Where this ultimately leads is the Parable of the Bikeshed, or what Freud called the narcissism of small differences. People (even those in power) are generally willing to defer to the experts on the big, infrastructural, but usually aesthetically unpleasing (due to their complexity) matters, like how to design a nuclear power plant. “Just bring me the sausage; don’t tell me how it’s made.” On the other hand, on those matters that seem accessible, people form strong opinions. There is little power in the complex and objective, where those who are blatantly wrong will be punished regardless of who they are, and those who have knowledge generally got it through that rank-middling practice of working very hard; but much more power in the simple and subjective, over which simply having made the decision is victory. (The association of arrogant simplisticism with power seems to be present in literalistic religion, too. Notice how many historical deities had strong and explicit opinions about mandatory metaphysical beliefs and about gender roles; but said not a damn thing about how to make antibiotics, which would have actually been useful.) The consumer-oriented light technology that’s in vogue in modern VC-istan is a realm where it’s easy to debate what color to paint the shed, and that’s why it attracts the biggest narcissists.

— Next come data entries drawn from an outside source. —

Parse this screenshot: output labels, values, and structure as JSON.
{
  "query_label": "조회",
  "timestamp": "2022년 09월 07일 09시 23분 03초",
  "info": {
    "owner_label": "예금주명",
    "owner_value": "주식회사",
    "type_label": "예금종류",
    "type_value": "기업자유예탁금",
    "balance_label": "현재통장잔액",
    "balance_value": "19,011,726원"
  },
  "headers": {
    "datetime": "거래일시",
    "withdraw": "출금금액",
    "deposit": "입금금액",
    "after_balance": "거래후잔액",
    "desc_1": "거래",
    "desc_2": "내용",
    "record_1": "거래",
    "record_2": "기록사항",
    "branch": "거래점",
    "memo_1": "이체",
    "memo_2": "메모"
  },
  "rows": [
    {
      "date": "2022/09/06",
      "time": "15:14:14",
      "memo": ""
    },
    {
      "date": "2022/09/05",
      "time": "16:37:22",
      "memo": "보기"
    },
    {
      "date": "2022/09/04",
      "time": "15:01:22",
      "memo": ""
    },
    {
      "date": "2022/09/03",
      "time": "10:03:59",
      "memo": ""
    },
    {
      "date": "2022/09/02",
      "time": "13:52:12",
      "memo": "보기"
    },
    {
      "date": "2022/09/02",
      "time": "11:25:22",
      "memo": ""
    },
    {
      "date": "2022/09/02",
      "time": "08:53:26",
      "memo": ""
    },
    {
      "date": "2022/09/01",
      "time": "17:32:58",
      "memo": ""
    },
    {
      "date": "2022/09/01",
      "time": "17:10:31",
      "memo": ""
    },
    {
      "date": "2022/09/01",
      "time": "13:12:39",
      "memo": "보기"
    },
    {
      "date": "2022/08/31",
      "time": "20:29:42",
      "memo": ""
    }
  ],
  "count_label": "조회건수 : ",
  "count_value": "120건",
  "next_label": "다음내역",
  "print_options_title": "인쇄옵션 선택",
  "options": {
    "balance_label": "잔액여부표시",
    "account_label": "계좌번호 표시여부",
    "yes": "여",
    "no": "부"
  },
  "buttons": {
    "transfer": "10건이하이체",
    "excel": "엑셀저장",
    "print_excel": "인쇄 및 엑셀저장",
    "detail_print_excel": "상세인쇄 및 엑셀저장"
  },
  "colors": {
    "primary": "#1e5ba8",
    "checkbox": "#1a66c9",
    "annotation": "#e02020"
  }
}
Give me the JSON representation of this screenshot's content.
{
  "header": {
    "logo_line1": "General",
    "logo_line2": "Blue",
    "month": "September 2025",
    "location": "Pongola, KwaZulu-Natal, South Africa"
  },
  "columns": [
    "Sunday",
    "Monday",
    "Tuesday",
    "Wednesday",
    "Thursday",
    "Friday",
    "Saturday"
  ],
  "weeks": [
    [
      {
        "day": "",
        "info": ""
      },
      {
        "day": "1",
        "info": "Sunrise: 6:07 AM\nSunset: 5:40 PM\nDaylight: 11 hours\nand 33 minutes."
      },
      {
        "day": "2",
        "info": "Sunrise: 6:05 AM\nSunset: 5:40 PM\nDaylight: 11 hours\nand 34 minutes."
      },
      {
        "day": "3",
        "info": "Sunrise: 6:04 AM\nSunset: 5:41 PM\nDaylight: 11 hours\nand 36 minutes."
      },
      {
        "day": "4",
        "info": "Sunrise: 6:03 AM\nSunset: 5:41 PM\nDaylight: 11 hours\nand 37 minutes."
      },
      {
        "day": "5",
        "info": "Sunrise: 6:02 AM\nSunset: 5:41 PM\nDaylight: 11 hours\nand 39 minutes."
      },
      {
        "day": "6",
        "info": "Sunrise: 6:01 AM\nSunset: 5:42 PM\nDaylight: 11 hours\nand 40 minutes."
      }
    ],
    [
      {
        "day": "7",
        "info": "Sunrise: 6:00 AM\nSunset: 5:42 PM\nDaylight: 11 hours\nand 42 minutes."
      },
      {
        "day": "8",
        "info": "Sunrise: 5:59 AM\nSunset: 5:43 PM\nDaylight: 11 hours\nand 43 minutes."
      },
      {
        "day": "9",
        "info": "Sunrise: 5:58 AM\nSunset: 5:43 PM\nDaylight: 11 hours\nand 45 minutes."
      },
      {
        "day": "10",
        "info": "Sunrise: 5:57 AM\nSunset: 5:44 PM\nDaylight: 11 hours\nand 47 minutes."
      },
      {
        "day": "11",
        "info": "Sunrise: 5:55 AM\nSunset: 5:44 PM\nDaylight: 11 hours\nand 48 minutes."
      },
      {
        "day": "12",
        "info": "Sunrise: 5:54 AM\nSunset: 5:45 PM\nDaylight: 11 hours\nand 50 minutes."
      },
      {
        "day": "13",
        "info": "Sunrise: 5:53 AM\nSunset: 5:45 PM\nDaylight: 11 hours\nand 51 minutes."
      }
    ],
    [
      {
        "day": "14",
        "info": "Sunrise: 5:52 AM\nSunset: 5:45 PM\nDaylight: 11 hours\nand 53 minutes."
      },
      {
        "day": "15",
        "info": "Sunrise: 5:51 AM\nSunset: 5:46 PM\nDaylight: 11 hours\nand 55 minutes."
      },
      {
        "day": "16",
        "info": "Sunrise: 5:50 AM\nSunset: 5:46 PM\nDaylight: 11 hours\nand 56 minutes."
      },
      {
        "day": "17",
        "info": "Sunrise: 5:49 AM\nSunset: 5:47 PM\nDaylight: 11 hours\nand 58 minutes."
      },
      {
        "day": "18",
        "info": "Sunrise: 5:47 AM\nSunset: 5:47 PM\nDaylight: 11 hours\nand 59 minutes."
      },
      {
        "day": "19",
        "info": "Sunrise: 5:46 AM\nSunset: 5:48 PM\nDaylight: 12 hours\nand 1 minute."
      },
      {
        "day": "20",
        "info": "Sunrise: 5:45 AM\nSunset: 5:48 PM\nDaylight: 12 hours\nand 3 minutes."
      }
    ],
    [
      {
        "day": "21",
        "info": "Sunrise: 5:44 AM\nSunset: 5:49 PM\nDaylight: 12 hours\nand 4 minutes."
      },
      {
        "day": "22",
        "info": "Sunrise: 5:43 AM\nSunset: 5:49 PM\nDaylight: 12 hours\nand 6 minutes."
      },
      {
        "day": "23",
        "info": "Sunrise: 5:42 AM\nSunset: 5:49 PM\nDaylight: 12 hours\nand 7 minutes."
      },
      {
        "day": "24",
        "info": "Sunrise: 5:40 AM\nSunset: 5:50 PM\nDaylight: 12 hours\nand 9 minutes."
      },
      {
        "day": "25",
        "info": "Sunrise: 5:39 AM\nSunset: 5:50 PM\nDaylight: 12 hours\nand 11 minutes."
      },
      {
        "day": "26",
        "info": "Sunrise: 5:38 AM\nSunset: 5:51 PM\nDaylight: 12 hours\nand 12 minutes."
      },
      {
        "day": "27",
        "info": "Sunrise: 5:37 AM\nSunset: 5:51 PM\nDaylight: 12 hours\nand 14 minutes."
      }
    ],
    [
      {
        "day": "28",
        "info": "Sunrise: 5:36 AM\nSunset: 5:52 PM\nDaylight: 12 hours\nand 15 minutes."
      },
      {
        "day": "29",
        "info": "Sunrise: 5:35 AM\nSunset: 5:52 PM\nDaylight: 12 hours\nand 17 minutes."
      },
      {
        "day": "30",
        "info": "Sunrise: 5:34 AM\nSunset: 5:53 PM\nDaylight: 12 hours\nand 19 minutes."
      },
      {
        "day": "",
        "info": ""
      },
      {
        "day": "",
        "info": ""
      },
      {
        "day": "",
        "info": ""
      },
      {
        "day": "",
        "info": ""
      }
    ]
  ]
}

Venture-funded light technology is, to put it bluntly, a multi-billion-dollar bike shed. In biotech, one can only fund companies whose founders actually understand the science, and pumping money into smiling, stylish idiots is equivalent to incinerating it. For a contrast, the upshot of VC-istan light tech is that any idiot can come up with a plausible scheme, which is much to the benefit of sad-but-established men who “see things in” mediocre but superficially attractive suitors.
One might prefer that this arrogance remain in light technology, which would render it fairly harmless and, in fact, useful. Light tech isn’t a bad thing. Often, it does a much better job at marketing real infrastructural improvements than the inventors ever could. It also can disrupt established and parasitic rent-seekers. I’m not a fan of Uber, a service used mostly because it confers the value of being able to say one uses it (i.e. is able to afford it) but I do welcome anything that threatens to take down the Medallion Mafia. The problem with light technology’s bubbles is that they overreach and, when they get beyond their natural territory, the marketing wizards become devastatingly incompetent. We see a once-great city ruined by absurd rents due to the complete inability of the supposed wunderkinder to solve the city’s biggest problem: housing scarcity. We see that horrific, Aspergerian foray into politics that is Mark Zuckerberg’s FWD.us (which I call “fweed-oos” because I refuse to call it “forward” anything). We see a whole society beginning to hate technology because a few hundred overprivileged celebrity jackasses (most of whom haven’t written code for decades, if ever) are going out and making a bad name for all of us. That’s bad for the future of technology. It’s bad for those of us who are coming up.
So… fuck it, let’s see if we can end this shit on our own terms, or at least take it down a peg or few. My job is to bring truth, and then it’s up to us as a group to decide what to do with it.